Furious, she started looking in the woods and eventually saw a large groundhog heading for our house. She quickly enlisted my help. I sprung into action and decided that I would buy a Havahart trap to capture and relocate the pesky little critters.

For the next week I faithfully baited the trap with peanut butter, catching two large groundhogs and successfully relocating them five miles from where we live.

For safe measure, the next week I baited the trap and left for work. Driving up our drive that evening, I looked over and to my surprise, there was black and white fur in my trap. I had trapped a skunk.

My first thought was to get the gun. Then I thought, bad idea. Instead, I called the police department.

I got the name of a retired police officer who went on to a profession of removing unwanted local wildlife, so I gave him a call.

When he was finished laughing, he asked if I wanted him to come out the next morning and remove the skunk or walk me through the process of releasing the skunk without getting sprayed. I chose the former, thinking there was no way I could complete this seemingly daunting task.

Early the next morning, there was Bruce sitting in my drive in his big red pickup truck with the logo “Wildlife Removal Service” proudly embossed on the door. I greeted Bruce and he grabbed his binoculars, declaring that the skunk was a female.

He told me he could do two different things. First, he could put the trap in his truck and haul the skunk away as I did the groundhogs.
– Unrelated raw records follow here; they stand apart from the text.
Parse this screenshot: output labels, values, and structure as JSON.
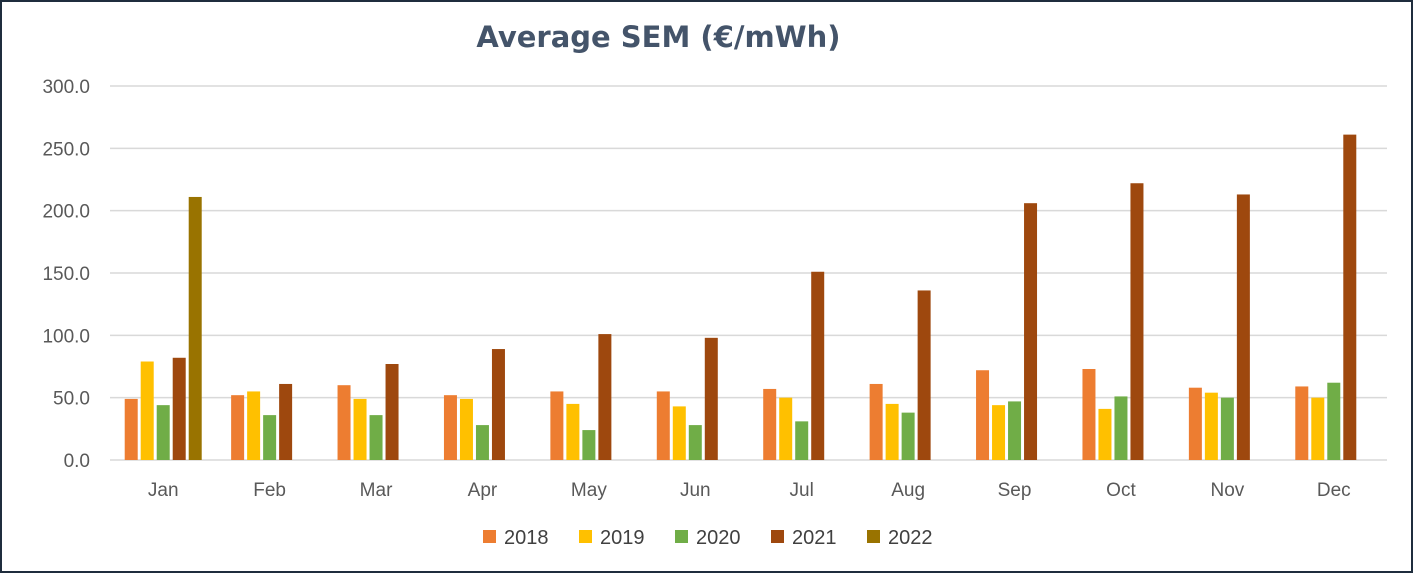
{
  "chart_data": {
    "type": "bar",
    "title": "Average SEM (€/mWh)",
    "categories": [
      "Jan",
      "Feb",
      "Mar",
      "Apr",
      "May",
      "Jun",
      "Jul",
      "Aug",
      "Sep",
      "Oct",
      "Nov",
      "Dec"
    ],
    "series": [
      {
        "name": "2018",
        "color": "#ed7d31",
        "values": [
          49,
          52,
          60,
          52,
          55,
          55,
          57,
          61,
          72,
          73,
          58,
          59
        ]
      },
      {
        "name": "2019",
        "color": "#ffc000",
        "values": [
          79,
          55,
          49,
          49,
          45,
          43,
          50,
          45,
          44,
          41,
          54,
          50
        ]
      },
      {
        "name": "2020",
        "color": "#70ad47",
        "values": [
          44,
          36,
          36,
          28,
          24,
          28,
          31,
          38,
          47,
          51,
          50,
          62
        ]
      },
      {
        "name": "2021",
        "color": "#9e480e",
        "values": [
          82,
          61,
          77,
          89,
          101,
          98,
          151,
          136,
          206,
          222,
          213,
          261
        ]
      },
      {
        "name": "2022",
        "color": "#997300",
        "values": [
          211,
          null,
          null,
          null,
          null,
          null,
          null,
          null,
          null,
          null,
          null,
          null
        ]
      }
    ],
    "yticks": [
      "0.0",
      "50.0",
      "100.0",
      "150.0",
      "200.0",
      "250.0",
      "300.0"
    ],
    "ylim": [
      0,
      300
    ],
    "xlabel": "",
    "ylabel": "",
    "grid": true,
    "legend": "bottom"
  }
}
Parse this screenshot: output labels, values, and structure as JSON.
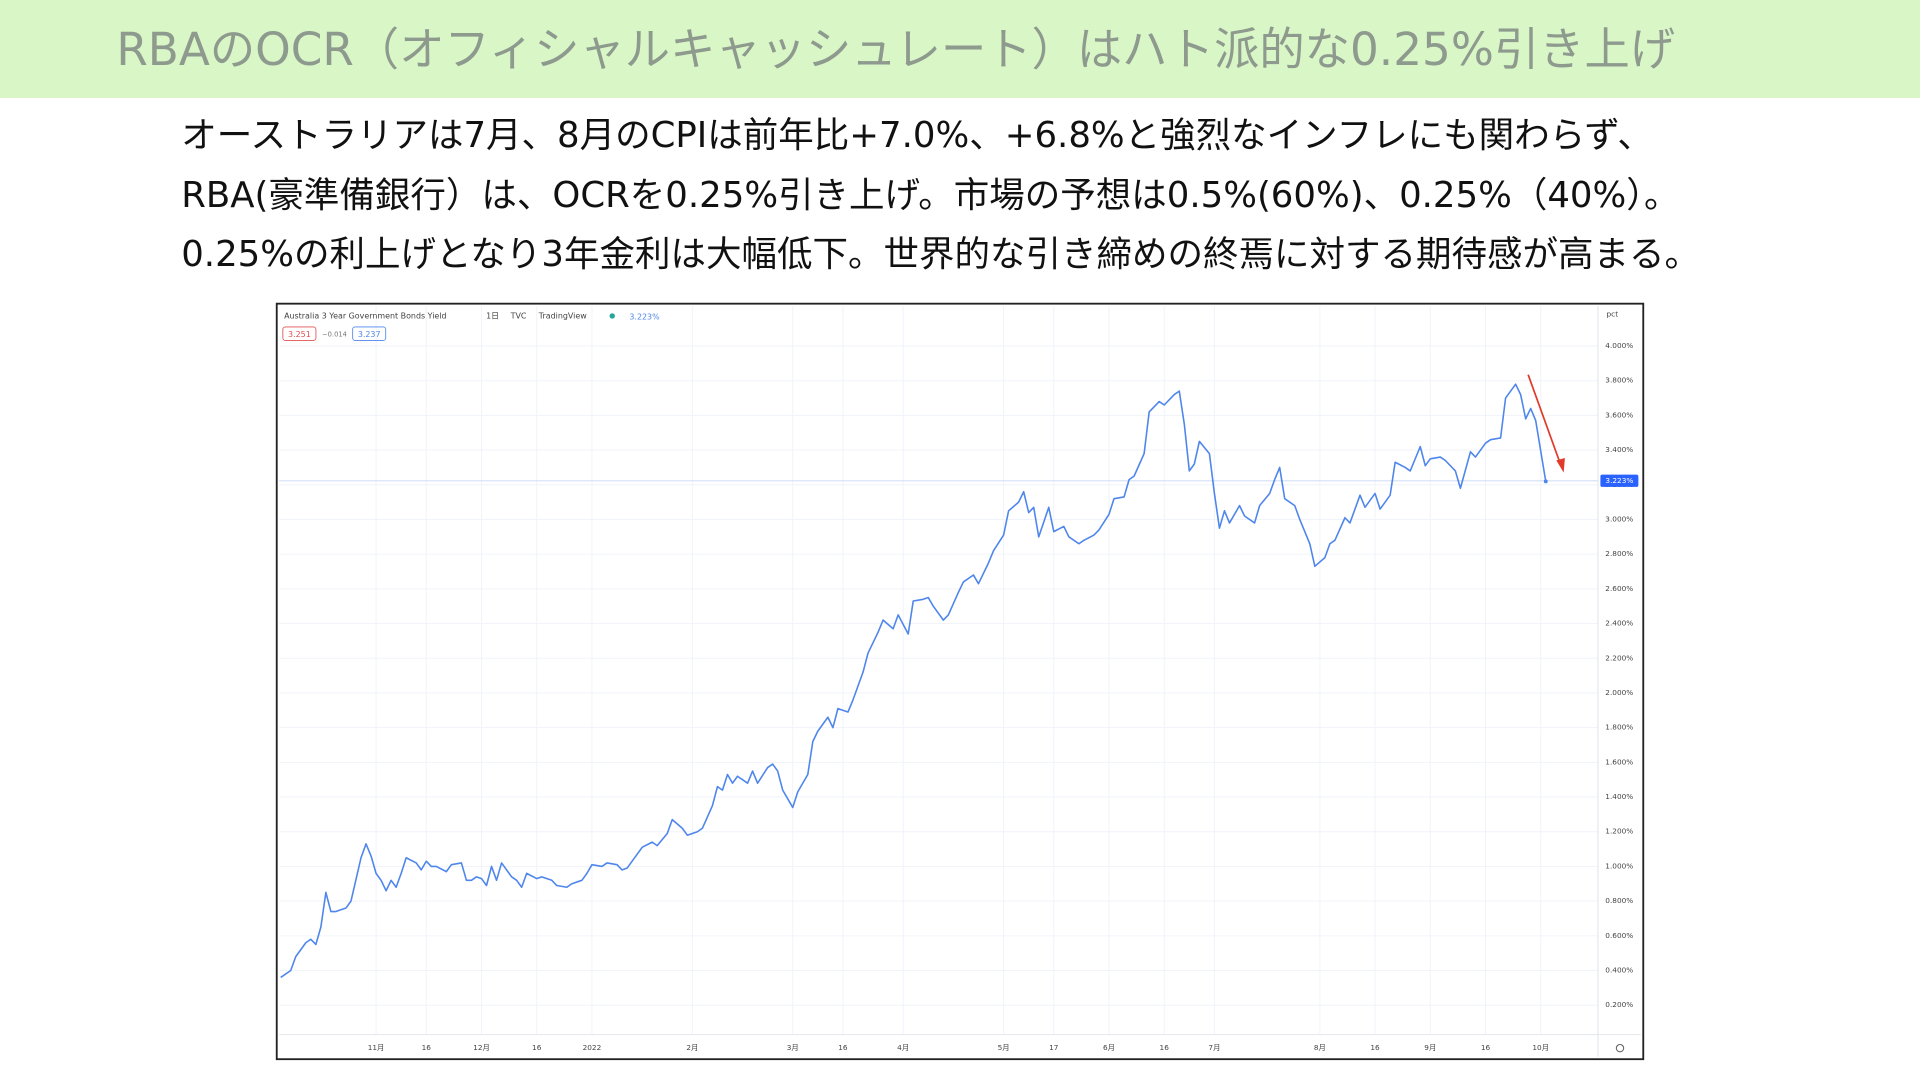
{
  "header": {
    "title": "RBAのOCR（オフィシャルキャッシュレート）はハト派的な0.25%引き上げ"
  },
  "body": {
    "lines": [
      "オーストラリアは7月、8月のCPIは前年比+7.0%、+6.8%と強烈なインフレにも関わらず、",
      "RBA(豪準備銀行）は、OCRを0.25%引き上げ。市場の予想は0.5%(60%)、0.25%（40%）。",
      "0.25%の利上げとなり3年金利は大幅低下。世界的な引き締めの終焉に対する期待感が高まる。"
    ]
  },
  "chart_data": {
    "type": "line",
    "title": "Australia 3 Year Government Bonds Yield",
    "interval": "1日",
    "source": "TVC",
    "provider": "TradingView",
    "legend_values": [
      "3.251",
      "−0.014",
      "3.237"
    ],
    "y_unit": "pct",
    "last": {
      "value": 3.223,
      "label": "3.223%"
    },
    "color": "#4f86ec",
    "grid": true,
    "xlim": [
      -19.3,
      243.4
    ],
    "ylim": [
      0.03,
      4.23
    ],
    "xticks": [
      {
        "value": 0,
        "label": "11月"
      },
      {
        "value": 10,
        "label": "16"
      },
      {
        "value": 21,
        "label": "12月"
      },
      {
        "value": 32,
        "label": "16"
      },
      {
        "value": 43,
        "label": "2022"
      },
      {
        "value": 63,
        "label": "2月"
      },
      {
        "value": 83,
        "label": "3月"
      },
      {
        "value": 93,
        "label": "16"
      },
      {
        "value": 105,
        "label": "4月"
      },
      {
        "value": 125,
        "label": "5月"
      },
      {
        "value": 135,
        "label": "17"
      },
      {
        "value": 146,
        "label": "6月"
      },
      {
        "value": 157,
        "label": "16"
      },
      {
        "value": 167,
        "label": "7月"
      },
      {
        "value": 188,
        "label": "8月"
      },
      {
        "value": 199,
        "label": "16"
      },
      {
        "value": 210,
        "label": "9月"
      },
      {
        "value": 221,
        "label": "16"
      },
      {
        "value": 232,
        "label": "10月"
      }
    ],
    "yticks": [
      {
        "value": 0.2,
        "label": "0.200%"
      },
      {
        "value": 0.4,
        "label": "0.400%"
      },
      {
        "value": 0.6,
        "label": "0.600%"
      },
      {
        "value": 0.8,
        "label": "0.800%"
      },
      {
        "value": 1.0,
        "label": "1.000%"
      },
      {
        "value": 1.2,
        "label": "1.200%"
      },
      {
        "value": 1.4,
        "label": "1.400%"
      },
      {
        "value": 1.6,
        "label": "1.600%"
      },
      {
        "value": 1.8,
        "label": "1.800%"
      },
      {
        "value": 2.0,
        "label": "2.000%"
      },
      {
        "value": 2.2,
        "label": "2.200%"
      },
      {
        "value": 2.4,
        "label": "2.400%"
      },
      {
        "value": 2.6,
        "label": "2.600%"
      },
      {
        "value": 2.8,
        "label": "2.800%"
      },
      {
        "value": 3.0,
        "label": "3.000%"
      },
      {
        "value": 3.2,
        "label": "3.200%"
      },
      {
        "value": 3.4,
        "label": "3.400%"
      },
      {
        "value": 3.6,
        "label": "3.600%"
      },
      {
        "value": 3.8,
        "label": "3.800%"
      },
      {
        "value": 4.0,
        "label": "4.000%"
      }
    ],
    "x": [
      -19,
      -17,
      -16,
      -14,
      -13,
      -12,
      -11,
      -10,
      -9,
      -8,
      -6,
      -5,
      -3,
      -2,
      -1,
      0,
      1,
      2,
      3,
      4,
      5,
      6,
      8,
      9,
      10,
      11,
      12,
      14,
      15,
      17,
      18,
      19,
      20,
      21,
      22,
      23,
      24,
      25,
      27,
      28,
      29,
      30,
      32,
      33,
      35,
      36,
      38,
      39,
      41,
      42,
      43,
      45,
      46,
      48,
      49,
      50,
      52,
      53,
      55,
      56,
      58,
      59,
      61,
      62,
      64,
      65,
      67,
      68,
      69,
      70,
      71,
      72,
      74,
      75,
      76,
      78,
      79,
      80,
      81,
      83,
      84,
      86,
      87,
      88,
      90,
      91,
      92,
      94,
      95,
      97,
      98,
      100,
      101,
      103,
      104,
      106,
      107,
      109,
      110,
      111,
      113,
      114,
      116,
      117,
      119,
      120,
      122,
      123,
      125,
      126,
      128,
      129,
      130,
      131,
      132,
      134,
      135,
      137,
      138,
      140,
      141,
      143,
      144,
      146,
      147,
      149,
      150,
      151,
      153,
      154,
      156,
      157,
      159,
      160,
      161,
      162,
      163,
      164,
      166,
      167,
      168,
      169,
      170,
      172,
      173,
      175,
      176,
      178,
      179,
      180,
      181,
      183,
      184,
      186,
      187,
      189,
      190,
      191,
      193,
      194,
      196,
      197,
      199,
      200,
      202,
      203,
      205,
      206,
      208,
      209,
      210,
      212,
      213,
      215,
      216,
      218,
      219,
      221,
      222,
      224,
      225,
      227,
      228,
      229,
      230,
      231,
      233
    ],
    "values": [
      0.36,
      0.4,
      0.48,
      0.56,
      0.58,
      0.55,
      0.65,
      0.85,
      0.74,
      0.74,
      0.76,
      0.8,
      1.05,
      1.13,
      1.06,
      0.96,
      0.92,
      0.86,
      0.92,
      0.88,
      0.96,
      1.05,
      1.02,
      0.98,
      1.03,
      1.0,
      1.0,
      0.97,
      1.01,
      1.02,
      0.92,
      0.92,
      0.94,
      0.93,
      0.89,
      1.0,
      0.92,
      1.02,
      0.94,
      0.92,
      0.88,
      0.96,
      0.93,
      0.94,
      0.92,
      0.89,
      0.88,
      0.9,
      0.92,
      0.96,
      1.01,
      1.0,
      1.02,
      1.01,
      0.98,
      0.99,
      1.07,
      1.11,
      1.14,
      1.12,
      1.19,
      1.27,
      1.22,
      1.18,
      1.2,
      1.22,
      1.35,
      1.46,
      1.44,
      1.53,
      1.48,
      1.52,
      1.48,
      1.55,
      1.48,
      1.57,
      1.59,
      1.55,
      1.44,
      1.34,
      1.43,
      1.53,
      1.72,
      1.78,
      1.86,
      1.8,
      1.91,
      1.89,
      1.96,
      2.12,
      2.23,
      2.35,
      2.42,
      2.37,
      2.45,
      2.34,
      2.53,
      2.54,
      2.55,
      2.5,
      2.42,
      2.45,
      2.58,
      2.64,
      2.68,
      2.63,
      2.75,
      2.82,
      2.91,
      3.05,
      3.1,
      3.16,
      3.04,
      3.07,
      2.9,
      3.07,
      2.93,
      2.96,
      2.9,
      2.86,
      2.88,
      2.91,
      2.94,
      3.03,
      3.12,
      3.13,
      3.23,
      3.25,
      3.38,
      3.62,
      3.68,
      3.66,
      3.72,
      3.74,
      3.55,
      3.28,
      3.32,
      3.45,
      3.38,
      3.15,
      2.95,
      3.05,
      2.98,
      3.08,
      3.02,
      2.98,
      3.08,
      3.15,
      3.23,
      3.3,
      3.12,
      3.08,
      3.0,
      2.86,
      2.73,
      2.78,
      2.86,
      2.88,
      3.01,
      2.98,
      3.14,
      3.07,
      3.15,
      3.06,
      3.14,
      3.33,
      3.3,
      3.28,
      3.42,
      3.31,
      3.35,
      3.36,
      3.34,
      3.28,
      3.18,
      3.39,
      3.36,
      3.44,
      3.46,
      3.47,
      3.7,
      3.78,
      3.72,
      3.58,
      3.64,
      3.57,
      3.22
    ]
  }
}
The other option was to let the thing go free back into our woods. He thought that was the best solution because he was sure she had babies somewhere nearby. How Bruce knew she was a mother with little ones I do not know, but having a soft spot, I went along with it.

Bruce quickly went to work, taking a large, light blue blanket out of his truck. I watched as he very slowly walked toward the trap and gently covered it with the blanket. He waited awhile and then slowly and carefully picked up the trap and started walking toward the woods.

When he reached the edge of the woods, he stopped. At last, he very carefully approached the trap, gently rolled back the blanket and opened the cage door. Out stepped the skunk, who then proudly marched back into our woods.

These days, while walking the dog at night, I occasionally will see a large, predominantly white skunk, and I am sure it is the very same one who caused me such anguish. Welcome to the Maine woods, the way life should be.

Charles Thompson is a professor of art at the University of New England when he’s not managing wildlife.